Columbia Nano Initiative Names New Head, Continues to Expand

Jun 21 2017 | By Holly Evart

Thomas Theis Thomas Theis (Photo by Timothy Lee Photographers)

With the appointment last spring of Thomas Theis as the inaugural executive director of the Columbia Nano Initiative (CNI), nanoscience research at Columbia continues to flourish. The University has long been a leader in this burgeoning field, and Theis—who brings a wealth of research and executive leadership experience that cuts across industry, government, and academia—comes at an opportune time. He will be key to bringing investigators together across campus and beyond.

“Many advances in nanofabrication have been motivated by applications in information technology—ever smaller transistors enabling ever faster, lower power, and less expensive IT systems,” says Theis. “But the uses of nanofabrication technology are expanding—supporting basic and applied research in diverse fields of science and engineering. Right now, Columbia faculty are exploring new ways of manipulating light for communication and computation; new materials with revolutionary mechanical, chemical, and electronic properties; new tools for biology and medicine; new devices for sensing and energy conversion; and more. CNI helps to attract and retain world-class faculty, and I’m excited about working with them to generate new research proposals and identify and implement new and unique capabilities for nanoscale fabrication and characterization.”

 

CNI is an interdisciplinary community within Columbia University dedicated to supporting and developing research in Nanoscale Science and Engineering.
(Video by Jane Nisselson)

State-of-the-art facilities are essential to this multidisciplinary research effort, and Columbia Engineering has been supporting the addition of new CNI facilities as well as the expansion of existing ones, like the clean room on the 10th floor of the Schapiro Center for Engineering and Physical Science Research (CEPSR). The clean room, a critical facility for research that increasingly requires a contamination-free, controlled environment, is being fully renovated and will double in size, to about 5,000 square feet. Set to open this winter, the newly minted clean room will provide faculty, students, and researchers with access to cutting-edge nanofabrication and characterization capabilities with an improved supporting infrastructure.

“We expect the clean room will be used by many more researchers,” says CNI Facilities Director Nava Ariel-Sternberg. “The space is significantly larger, and we’ll have new and exciting technological capabilities—important new tools, as well as improved utilities—all necessary to accommodate innovative interdisciplinary nanotechnology research. We’ll be able to build all kinds of new devices in a clean and protected environment, working in nanophotonics, advanced electronics, microfluidics, and more, with novel materials like 2D semiconductors: graphene, transition metal dichalcogenides, and more.”

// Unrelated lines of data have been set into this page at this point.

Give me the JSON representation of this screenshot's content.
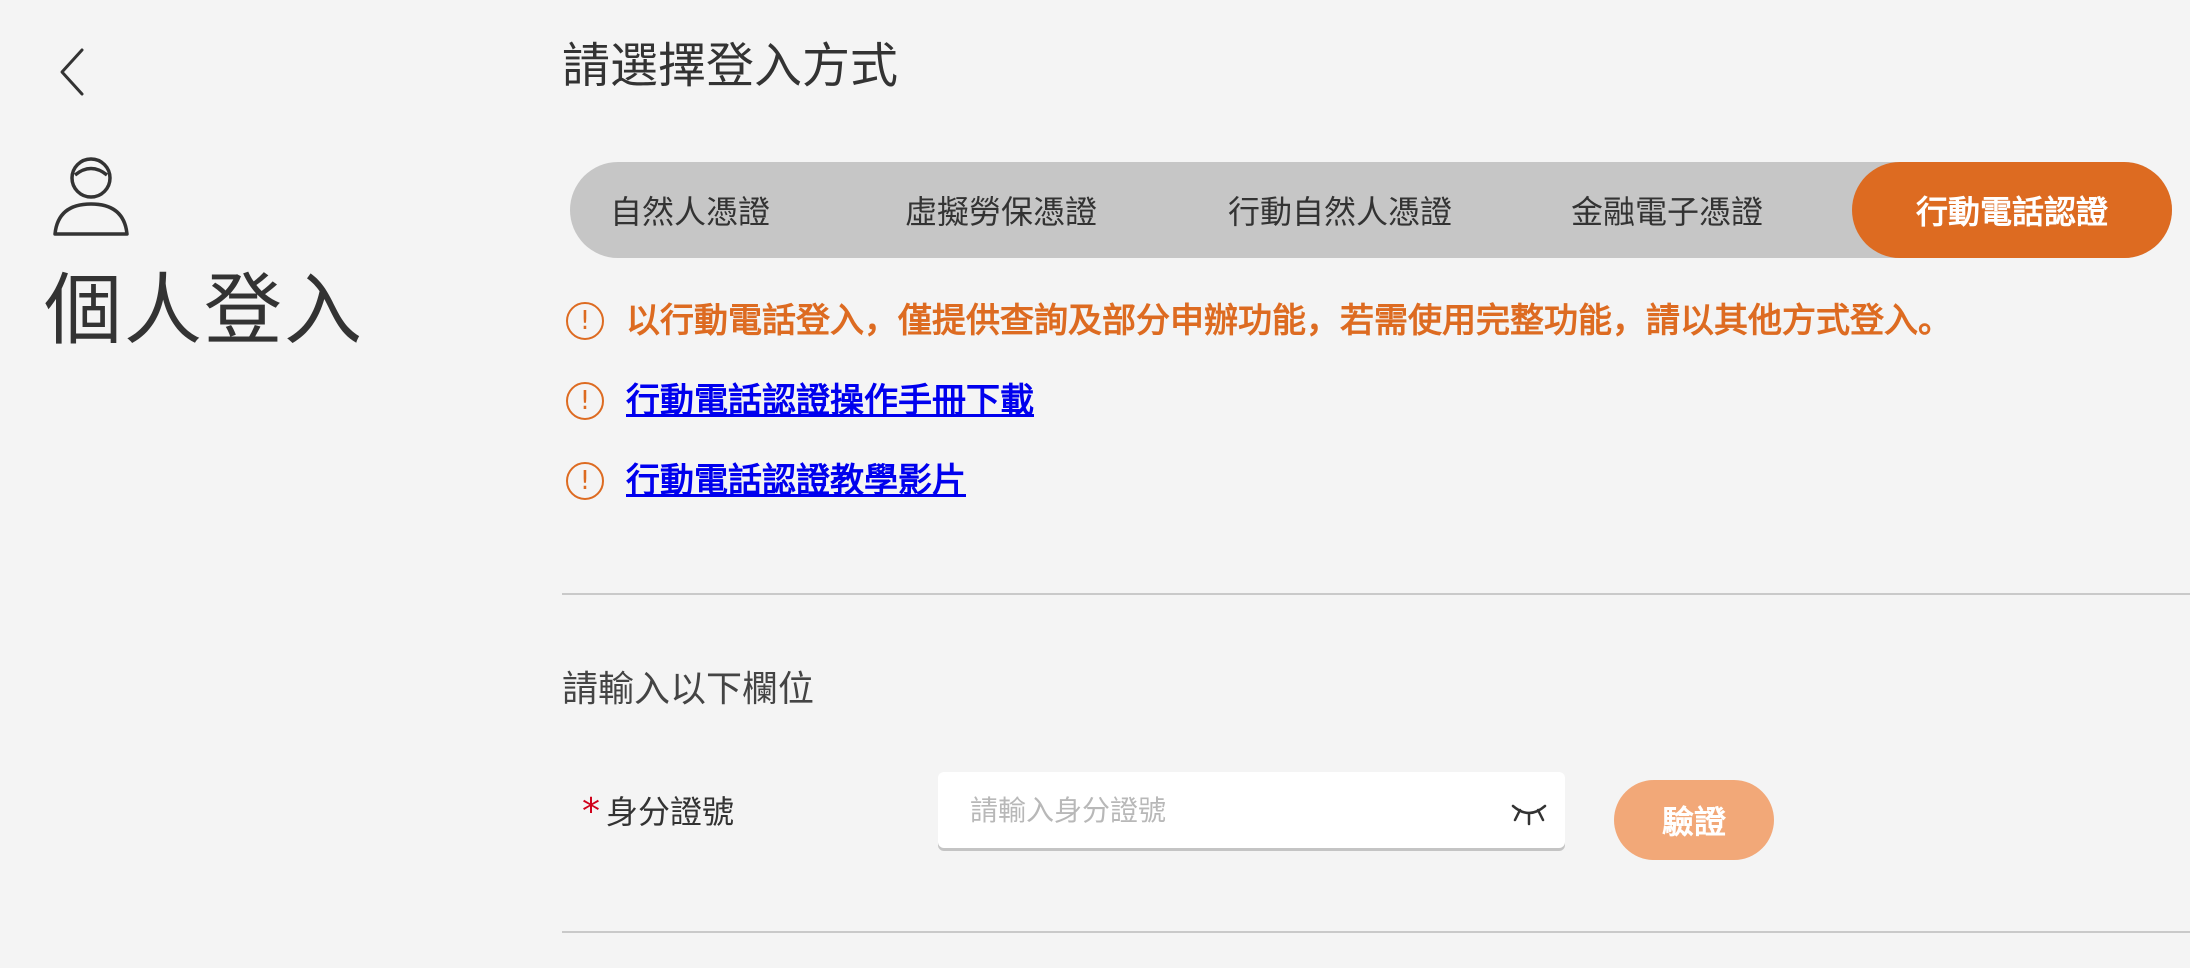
{
  "sidebar": {
    "back_icon": "chevron-left-icon",
    "user_icon": "user-icon",
    "heading": "個人登入"
  },
  "main": {
    "title": "請選擇登入方式",
    "tabs": [
      {
        "label": "自然人憑證",
        "active": false
      },
      {
        "label": "虛擬勞保憑證",
        "active": false
      },
      {
        "label": "行動自然人憑證",
        "active": false
      },
      {
        "label": "金融電子憑證",
        "active": false
      },
      {
        "label": "行動電話認證",
        "active": true
      }
    ],
    "notices": [
      {
        "icon": "alert-circle-icon",
        "text": "以行動電話登入，僅提供查詢及部分申辦功能，若需使用完整功能，請以其他方式登入。"
      },
      {
        "icon": "alert-circle-icon",
        "text": "行動電話認證操作手冊下載"
      },
      {
        "icon": "alert-circle-icon",
        "text": "行動電話認證教學影片"
      }
    ],
    "alert_glyph": "!",
    "form": {
      "subtitle": "請輸入以下欄位",
      "required_mark": "*",
      "id_label": "身分證號",
      "id_value": "",
      "id_placeholder": "請輸入身分證號",
      "visibility_icon": "eye-closed-icon",
      "verify_label": "驗證"
    }
  },
  "colors": {
    "accent": "#dd6b21",
    "accent_disabled": "#f2a878",
    "link": "#0000ee",
    "required": "#d0021b",
    "tab_bar": "#c6c6c6",
    "background": "#f4f4f4"
  }
}
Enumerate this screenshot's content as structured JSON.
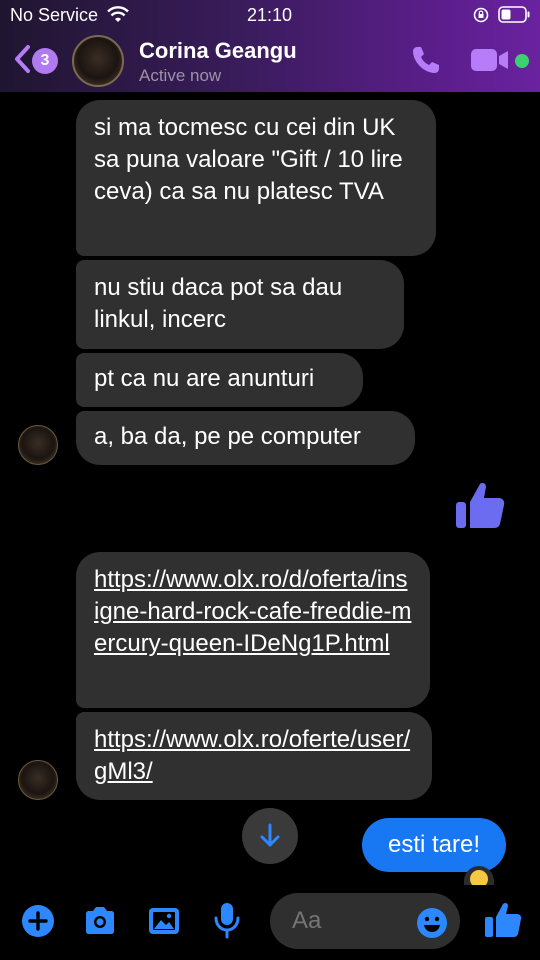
{
  "status_bar": {
    "carrier": "No Service",
    "time": "21:10"
  },
  "header": {
    "unread_count": "3",
    "contact_name": "Corina Geangu",
    "contact_status": "Active now"
  },
  "messages": [
    {
      "text": "si ma tocmesc cu cei din UK sa puna valoare \"Gift / 10 lire ceva) ca sa nu platesc TVA"
    },
    {
      "text": "nu stiu daca pot sa dau linkul, incerc"
    },
    {
      "text": "pt ca nu are anunturi"
    },
    {
      "text": "a, ba da, pe pe computer"
    },
    {
      "text": "https://www.olx.ro/d/oferta/insigne-hard-rock-cafe-freddie-mercury-queen-IDeNg1P.html"
    },
    {
      "text": "https://www.olx.ro/oferte/user/gMl3/"
    }
  ],
  "my_message": {
    "text": "esti tare!"
  },
  "composer": {
    "placeholder": "Aa"
  },
  "colors": {
    "accent": "#1877f2",
    "header_purple": "#5a1e8a",
    "call_icon": "#b77cf7",
    "online": "#3bd16f"
  }
}
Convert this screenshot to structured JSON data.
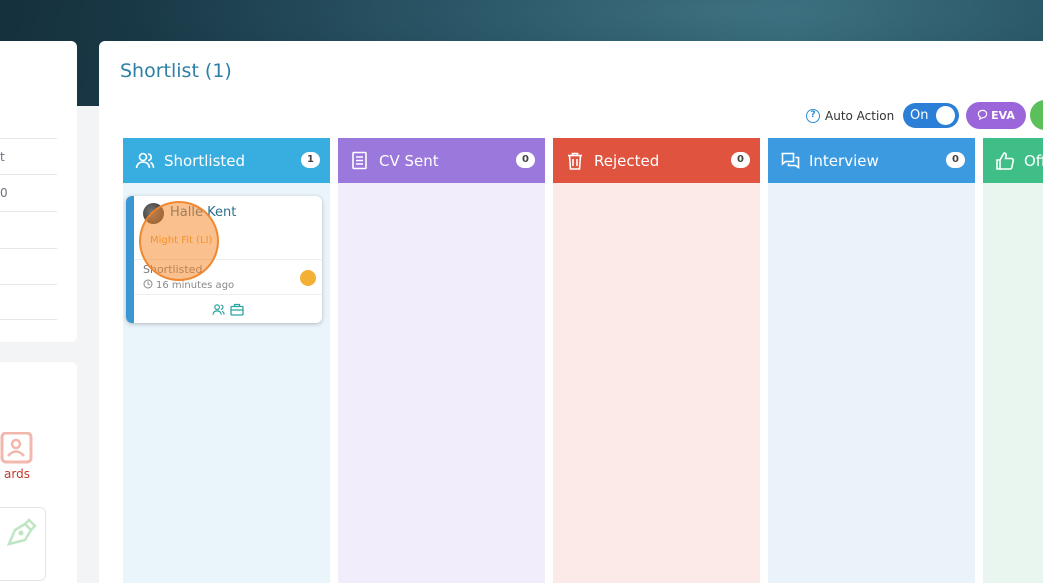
{
  "left_panel": {
    "rows": [
      "t",
      "0",
      "",
      "",
      ""
    ],
    "rewards_label": "ards"
  },
  "main": {
    "title": "Shortlist (1)",
    "auto_action_label": "Auto Action",
    "help_symbol": "?",
    "toggle_label": "On",
    "eva_label": "EVA"
  },
  "columns": [
    {
      "name": "Shortlisted",
      "count": "1",
      "color": "#38aee0",
      "body": "#eaf5fb",
      "icon": "users-icon"
    },
    {
      "name": "CV Sent",
      "count": "0",
      "color": "#9b78dc",
      "body": "#f1edfb",
      "icon": "document-icon"
    },
    {
      "name": "Rejected",
      "count": "0",
      "color": "#e0533f",
      "body": "#fbeae8",
      "icon": "trash-icon"
    },
    {
      "name": "Interview",
      "count": "0",
      "color": "#3c9be0",
      "body": "#eaf2fa",
      "icon": "chat-icon"
    },
    {
      "name": "Off",
      "count": "",
      "color": "#3fbf87",
      "body": "#e8f6ef",
      "icon": "thumbs-up-icon"
    }
  ],
  "card": {
    "candidate_name": "Halle Kent",
    "fit_label": "Might Fit (LI)",
    "stage": "Shortlisted",
    "time_ago": "16 minutes ago",
    "status_color": "#f2b134"
  }
}
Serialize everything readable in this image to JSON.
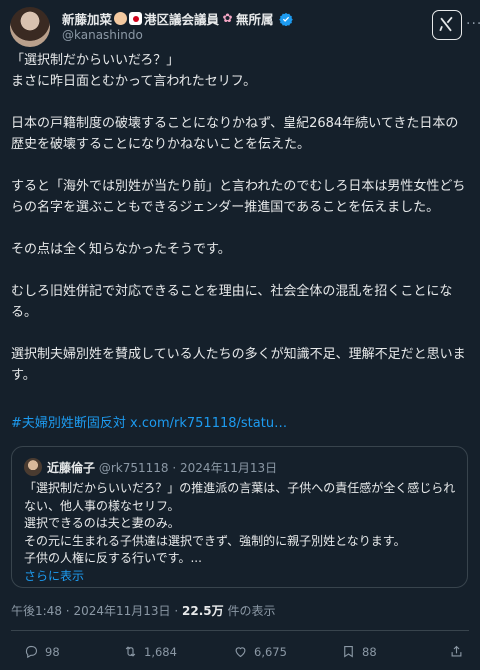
{
  "author": {
    "display_name": "新藤加菜",
    "name_suffix": "港区議会議員",
    "name_suffix2": "無所属",
    "handle": "@kanashindo"
  },
  "tweet": {
    "paragraphs": [
      "「選択制だからいいだろ？」\nまさに昨日面とむかって言われたセリフ。",
      "日本の戸籍制度の破壊することになりかねず、皇紀2684年続いてきた日本の歴史を破壊することになりかねないことを伝えた。",
      "すると「海外では別姓が当たり前」と言われたのでむしろ日本は男性女性どちらの名字を選ぶこともできるジェンダー推進国であることを伝えました。",
      "その点は全く知らなかったそうです。",
      "むしろ旧姓併記で対応できることを理由に、社会全体の混乱を招くことになる。",
      "選択制夫婦別姓を賛成している人たちの多くが知識不足、理解不足だと思います。"
    ],
    "hashtag": "#夫婦別姓断固反対",
    "link": "x.com/rk751118/statu…"
  },
  "quote": {
    "name": "近藤倫子",
    "handle": "@rk751118",
    "sep": "·",
    "date": "2024年11月13日",
    "lines": [
      "「選択制だからいいだろ？」の推進派の言葉は、子供への責任感が全く感じられない、他人事の様なセリフ。",
      "選択できるのは夫と妻のみ。",
      "その元に生まれる子供達は選択できず、強制的に親子別姓となります。",
      "子供の人権に反する行いです。..."
    ],
    "show_more": "さらに表示"
  },
  "meta": {
    "time": "午後1:48",
    "sep": "·",
    "date": "2024年11月13日",
    "sep2": "·",
    "views_count": "22.5万",
    "views_label": "件の表示"
  },
  "actions": {
    "replies": "98",
    "reposts": "1,684",
    "likes": "6,675",
    "bookmarks": "88"
  },
  "colors": {
    "background": "#15202b",
    "text": "#e7e9ea",
    "muted": "#8b98a5",
    "link": "#1d9bf0",
    "border": "#38444d",
    "verified": "#1d9bf0"
  }
}
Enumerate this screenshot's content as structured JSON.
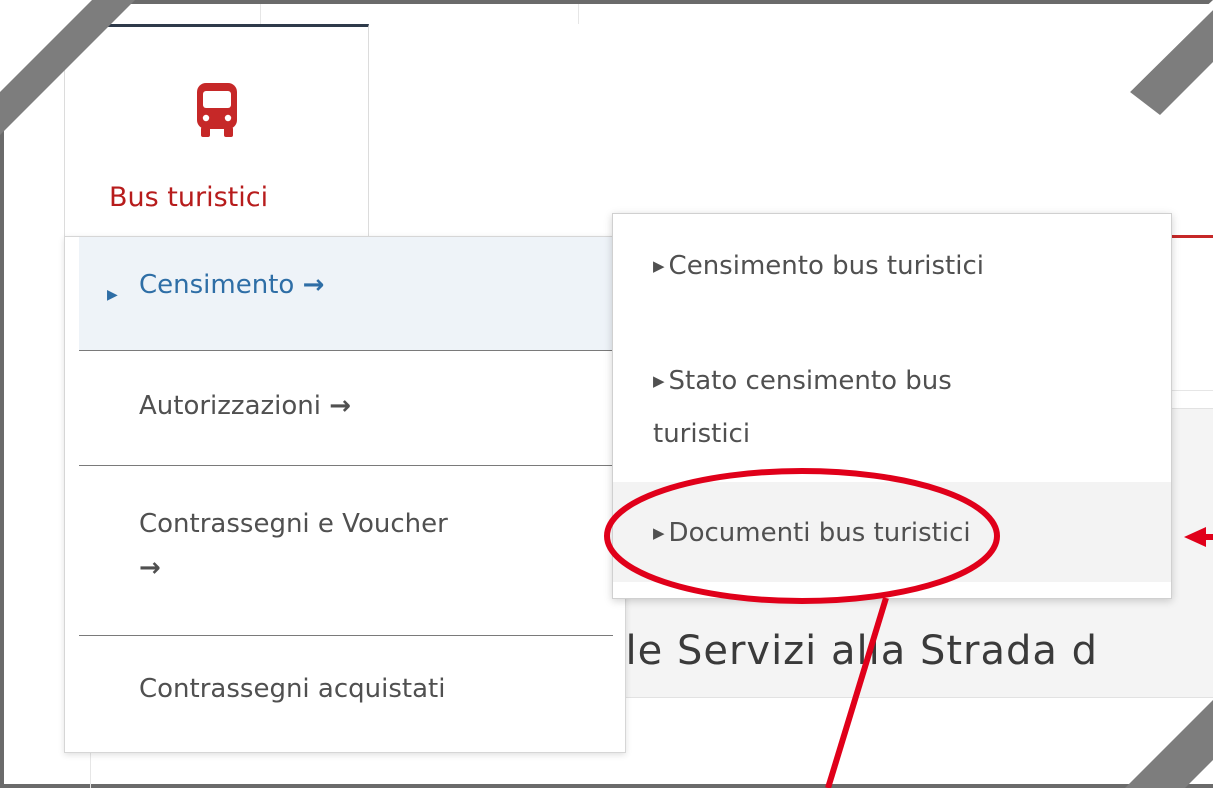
{
  "tab": {
    "label": "Bus turistici",
    "icon": "bus-icon",
    "accent_color": "#b71c1c"
  },
  "menu": {
    "items": [
      {
        "label": "Censimento",
        "arrow": "→",
        "active": true
      },
      {
        "label": "Autorizzazioni",
        "arrow": "→",
        "active": false
      },
      {
        "label": "Contrassegni e Voucher",
        "arrow": "→",
        "active": false
      },
      {
        "label": "Contrassegni acquistati",
        "arrow": "",
        "active": false
      }
    ]
  },
  "submenu": {
    "items": [
      {
        "label": "Censimento bus turistici"
      },
      {
        "label_line1": "Stato censimento bus",
        "label_line2": "turistici"
      },
      {
        "label": "Documenti bus turistici",
        "highlighted": true
      }
    ]
  },
  "background": {
    "partial_text": "ale Servizi alla Strada d"
  },
  "annotation": {
    "color": "#e0001a"
  }
}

Among the new features of the clean room are improved temperature and humidity controls, better particle control, compressed air, nitrogen supply, and improved air handling units dedicated for the lab. There will be a host of new tools including a diffusion furnace for low-pressure chemical vapor deposition of several high-quality thin films, such as silicon (Si) oxide, Si nitride, and Si carbide; and two new plasma etchers, one based on fluorine chemistry and one based on chlorine chemistry, to assure the ability to etch a large variety of materials.

The Nanofabrication Clean Room is part of CNI’s shared labs, which also include a Shared Materials Characterization Laboratory and an Electron Microscopy Laboratory, both housed nearby in Havemeyer Hall. The Shared Labs Facilities offers a wide range of processing, characterization, and imaging instruments; and Ariel-Sternberg manages the labs serving the research community within and outside of Columbia University, as well as businesses and entrepreneurship ventures.

CNI was established at the University in 2014 to build upon and maintain Columbia’s strong and successful experiences with highly multidisciplinary and collaborative research programs in nanoscale science and engineering. The center supports multidisciplinary research in the Departments of Applied Physics, Chemical Engineering, Chemistry, Electrical Engineering, and Physics.

“The possibilities are just endless,” says CNI’s Science Director Keren Bergman, who is also Charles Batchelor Professor of Electrical Engineering. “The combination of our Columbia initiative together with national initiatives in nanoscience and nanotechnology is enabling us to pool all of our resources, and this is putting us in a place—in time and space—that’s unprecedented. We could not be more excited about the broad spectrum of opportunities emerging at the multidisciplinary intersections of nanoscale science and engineering.”